Can you spot the difference between a Managed Service Company (MSC) and a Personal Service Company (PSC)? If not, you may be subject to not only reputational, but also financial risks.
We suspect many hirers of labour feel little incentive to try to understand how their temporary workers (if engaged through an ‘agency’) are actually paid, or how any contractors’ business operates. However, when undertaking Employer Compliance Reviews (sometimes using the euphemism of ‘Know Your Customer’) we do now see HMRC expecting the hirer or ‘Client’ to take an active role in policing the arrangements. A recent Tax Tribunal decision has also now brought this matter into sharper focus.
In fact it can be very difficult to identify the difference between a legitimate intermediary e.g. an employment agency which makes payment to contractors via different (authentic) routes including PSCs, and the riskier type of operation which perhaps offers the contractor an off the shelf ‘complete payment solution’ albeit where the worker is also paid by ‘their own’ limited company.
If the contractor trades through a PSC, they can expect to be subject to the IR35 considerations. In short the IR35 rules say that if the worker would be an employee of the hirer but for the interposition of the PSC, then the PSC must account for PAYE/NIC on nearly all the income from that contract (NB: if they supply their services to a Public Authority client then, under new rules which apply from 6 April 2017, the Public Authority must take that IR35 decision, with tax/NIC being withheld from the PSC at source).
Whilst application of the IR35 rules appear to be in a constant state of flux, the advantage from the hirer’s perspective is that (outside of the Public Sector) these rules must be considered solely by the contractor company rather than the hirer.
MSCs on the other hand are potentially much more troublesome. They tend to be run by organisations and individuals who are not risking significant capital; hence these businesses can be ‘folded’ in the event of any significant HMRC enquiries (and they often are). If this happens, MSC rules indicate that any unpaid PAYE/ NIC duties may then be transferred further ‘up the supply chain’ to any other person or business who has encouraged or been actively involved in the MSC arrangements. Thus any attempt by the hirer to ‘shoehorn’ workers through a particular agency etc engagement route (perhaps based on a lower cost margin charged by that agency etc) could be seen as ‘encouragement’, and if so this becomes a PAYE/NIC risk for the hirer.
Although the MSC rules were introduced to significant fanfare back in 2007, little has been heard of these since, so there may be a temptation to think that the legislation has been forgotten about. However a recently published Tax Tribunal decision (involving Christianuyi Limited and others v HMRC, TC05045) indicates that HMRC is indeed taking a more robust approach. The case has only proceeded to the First Tier Tribunal and therefore does not yet constitute legal precedent, however it gives a good indication of how HMRC is likely to perceive the difference between a compliant and a non-compliant business.

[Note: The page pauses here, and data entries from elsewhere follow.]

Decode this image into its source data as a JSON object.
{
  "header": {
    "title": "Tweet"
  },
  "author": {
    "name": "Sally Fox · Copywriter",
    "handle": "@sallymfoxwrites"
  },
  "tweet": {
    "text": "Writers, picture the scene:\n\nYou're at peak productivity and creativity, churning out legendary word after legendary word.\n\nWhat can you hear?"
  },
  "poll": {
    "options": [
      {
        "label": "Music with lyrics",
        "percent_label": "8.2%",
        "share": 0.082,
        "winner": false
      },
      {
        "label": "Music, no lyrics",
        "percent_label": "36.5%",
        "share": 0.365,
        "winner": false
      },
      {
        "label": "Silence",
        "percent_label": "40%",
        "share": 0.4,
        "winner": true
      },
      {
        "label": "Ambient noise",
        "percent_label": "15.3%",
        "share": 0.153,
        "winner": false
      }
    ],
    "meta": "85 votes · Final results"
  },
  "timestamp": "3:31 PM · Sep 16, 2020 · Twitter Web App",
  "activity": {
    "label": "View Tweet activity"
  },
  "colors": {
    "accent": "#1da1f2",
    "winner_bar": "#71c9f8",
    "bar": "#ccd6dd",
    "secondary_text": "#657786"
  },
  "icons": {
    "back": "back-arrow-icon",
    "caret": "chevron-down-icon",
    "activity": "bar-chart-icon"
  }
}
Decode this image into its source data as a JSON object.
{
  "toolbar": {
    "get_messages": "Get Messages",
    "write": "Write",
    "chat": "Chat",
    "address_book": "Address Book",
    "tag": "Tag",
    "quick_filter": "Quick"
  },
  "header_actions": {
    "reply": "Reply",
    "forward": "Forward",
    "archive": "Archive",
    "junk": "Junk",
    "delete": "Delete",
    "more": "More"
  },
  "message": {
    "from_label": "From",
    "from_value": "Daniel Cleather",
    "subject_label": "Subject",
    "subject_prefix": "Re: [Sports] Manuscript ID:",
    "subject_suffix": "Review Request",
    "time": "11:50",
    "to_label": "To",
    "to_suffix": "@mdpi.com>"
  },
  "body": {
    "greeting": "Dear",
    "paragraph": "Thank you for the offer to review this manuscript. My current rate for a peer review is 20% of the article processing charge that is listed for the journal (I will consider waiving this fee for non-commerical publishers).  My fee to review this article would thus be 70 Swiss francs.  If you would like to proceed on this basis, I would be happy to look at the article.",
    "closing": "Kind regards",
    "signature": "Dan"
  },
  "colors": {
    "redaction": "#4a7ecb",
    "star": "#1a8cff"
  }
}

We can therefore expect to see some further publicity from HMRC over the coming months, as they seek to gain traction from this (perhaps belated) Tribunal success. As a first step, on 7 November 2016 HMRC issued some guidance entitled ‘Use of Labour Providers‘. This was HMRC’s suggestion of a ‘due diligence’ approach which end-users or hirers of workers’ services ought to adopt. This guidance included reference to various statutory obligations, mixed in with a number of ‘recommendations’ (the latter may reflect ‘best practice’ in HMRC’s eyes, but these are non-statutory and may not always be achieved by the hirer, realistically). Nonetheless the document is an accurate reflection of HMRC’s intention to challenge non-compliant payment arrangements, including those offered by some Managed Service providers.

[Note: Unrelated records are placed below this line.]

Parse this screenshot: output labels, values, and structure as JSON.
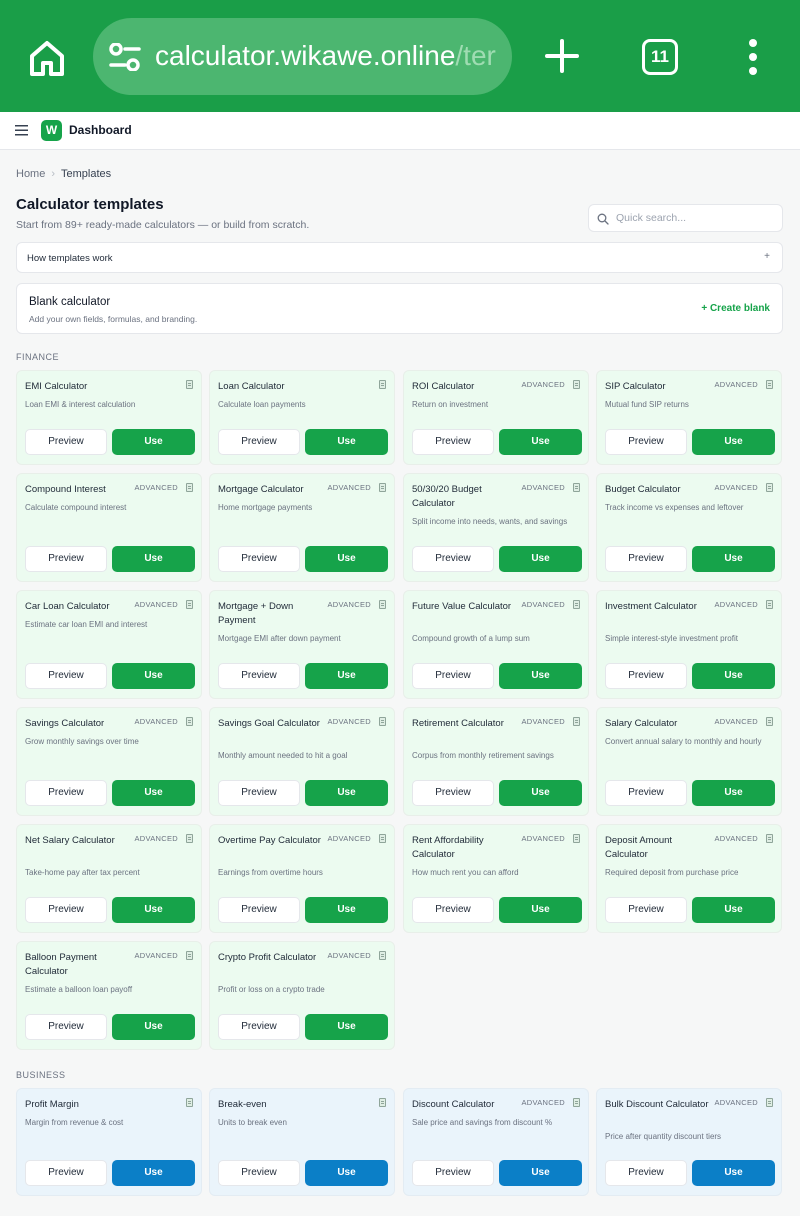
{
  "browser": {
    "url_host": "calculator.wikawe.online",
    "url_path": "/ter",
    "tab_count": "11"
  },
  "app": {
    "logo_letter": "W",
    "title": "Dashboard"
  },
  "breadcrumb": {
    "home": "Home",
    "current": "Templates"
  },
  "page": {
    "title": "Calculator templates",
    "subtitle": "Start from 89+ ready-made calculators — or build from scratch."
  },
  "search": {
    "placeholder": "Quick search..."
  },
  "how": {
    "label": "How templates work",
    "toggle": "+"
  },
  "blank": {
    "title": "Blank calculator",
    "subtitle": "Add your own fields, formulas, and branding.",
    "action": "+ Create blank"
  },
  "labels": {
    "preview": "Preview",
    "use": "Use",
    "advanced": "ADVANCED"
  },
  "sections": [
    {
      "name": "FINANCE",
      "kind": "fin",
      "cards": [
        {
          "title": "EMI Calculator",
          "desc": "Loan EMI & interest calculation",
          "advanced": false
        },
        {
          "title": "Loan Calculator",
          "desc": "Calculate loan payments",
          "advanced": false
        },
        {
          "title": "ROI Calculator",
          "desc": "Return on investment",
          "advanced": true
        },
        {
          "title": "SIP Calculator",
          "desc": "Mutual fund SIP returns",
          "advanced": true
        },
        {
          "title": "Compound Interest",
          "desc": "Calculate compound interest",
          "advanced": true
        },
        {
          "title": "Mortgage Calculator",
          "desc": "Home mortgage payments",
          "advanced": true
        },
        {
          "title": "50/30/20 Budget Calculator",
          "desc": "Split income into needs, wants, and savings",
          "advanced": true
        },
        {
          "title": "Budget Calculator",
          "desc": "Track income vs expenses and leftover",
          "advanced": true
        },
        {
          "title": "Car Loan Calculator",
          "desc": "Estimate car loan EMI and interest",
          "advanced": true
        },
        {
          "title": "Mortgage + Down Payment",
          "desc": "Mortgage EMI after down payment",
          "advanced": true
        },
        {
          "title": "Future Value Calculator",
          "desc": "Compound growth of a lump sum",
          "advanced": true
        },
        {
          "title": "Investment Calculator",
          "desc": "Simple interest-style investment profit",
          "advanced": true
        },
        {
          "title": "Savings Calculator",
          "desc": "Grow monthly savings over time",
          "advanced": true
        },
        {
          "title": "Savings Goal Calculator",
          "desc": "Monthly amount needed to hit a goal",
          "advanced": true
        },
        {
          "title": "Retirement Calculator",
          "desc": "Corpus from monthly retirement savings",
          "advanced": true
        },
        {
          "title": "Salary Calculator",
          "desc": "Convert annual salary to monthly and hourly",
          "advanced": true
        },
        {
          "title": "Net Salary Calculator",
          "desc": "Take-home pay after tax percent",
          "advanced": true
        },
        {
          "title": "Overtime Pay Calculator",
          "desc": "Earnings from overtime hours",
          "advanced": true
        },
        {
          "title": "Rent Affordability Calculator",
          "desc": "How much rent you can afford",
          "advanced": true
        },
        {
          "title": "Deposit Amount Calculator",
          "desc": "Required deposit from purchase price",
          "advanced": true
        },
        {
          "title": "Balloon Payment Calculator",
          "desc": "Estimate a balloon loan payoff",
          "advanced": true
        },
        {
          "title": "Crypto Profit Calculator",
          "desc": "Profit or loss on a crypto trade",
          "advanced": true
        }
      ]
    },
    {
      "name": "BUSINESS",
      "kind": "biz",
      "cards": [
        {
          "title": "Profit Margin",
          "desc": "Margin from revenue & cost",
          "advanced": false
        },
        {
          "title": "Break-even",
          "desc": "Units to break even",
          "advanced": false
        },
        {
          "title": "Discount Calculator",
          "desc": "Sale price and savings from discount %",
          "advanced": true
        },
        {
          "title": "Bulk Discount Calculator",
          "desc": "Price after quantity discount tiers",
          "advanced": true
        }
      ]
    }
  ]
}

So what do you need to do? If the end-user client makes payment via a reputable employment business or agency, then the agency is likely to be first in the firing line (i.e. because the it is the agency rather than the end-user client which will then decide whether to engage with any ‘MSC’). However the business which hires the worker should also be aware of the distinctions. Often there will be several contractual layers in the engagement chain, and it is difficult to know how temporary workers are actually being paid. At the very least the hirer or Client will not wish to be tainted by association, with potentially negative publicity and reputational damage if it were to appear that they have (at best) acquiesced to large numbers of their workers being paid via non-compliant methods.
For any organisation seeking to persuade HMRC that the MSC legislation is not in point, it would be very useful to be able to show that any ‘PSC’ maintains full control of its own company bank account. This would include paying its own VAT and Corporation Tax bills as they become due, rather than a third party merely deducting these sums as a percentage of total contractual income. The PSC should also take personalised decisions on how each director and/or shareholder is to be paid or rewarded (rather than following a prescribed ‘off the shelf’ payment methodology).
Engaging a third party adviser to help with the mechanics of running a PSC should not be a problem so long as bespoke advice is given and the adviser’s fees are not set as a regular proportion of the income from the contract.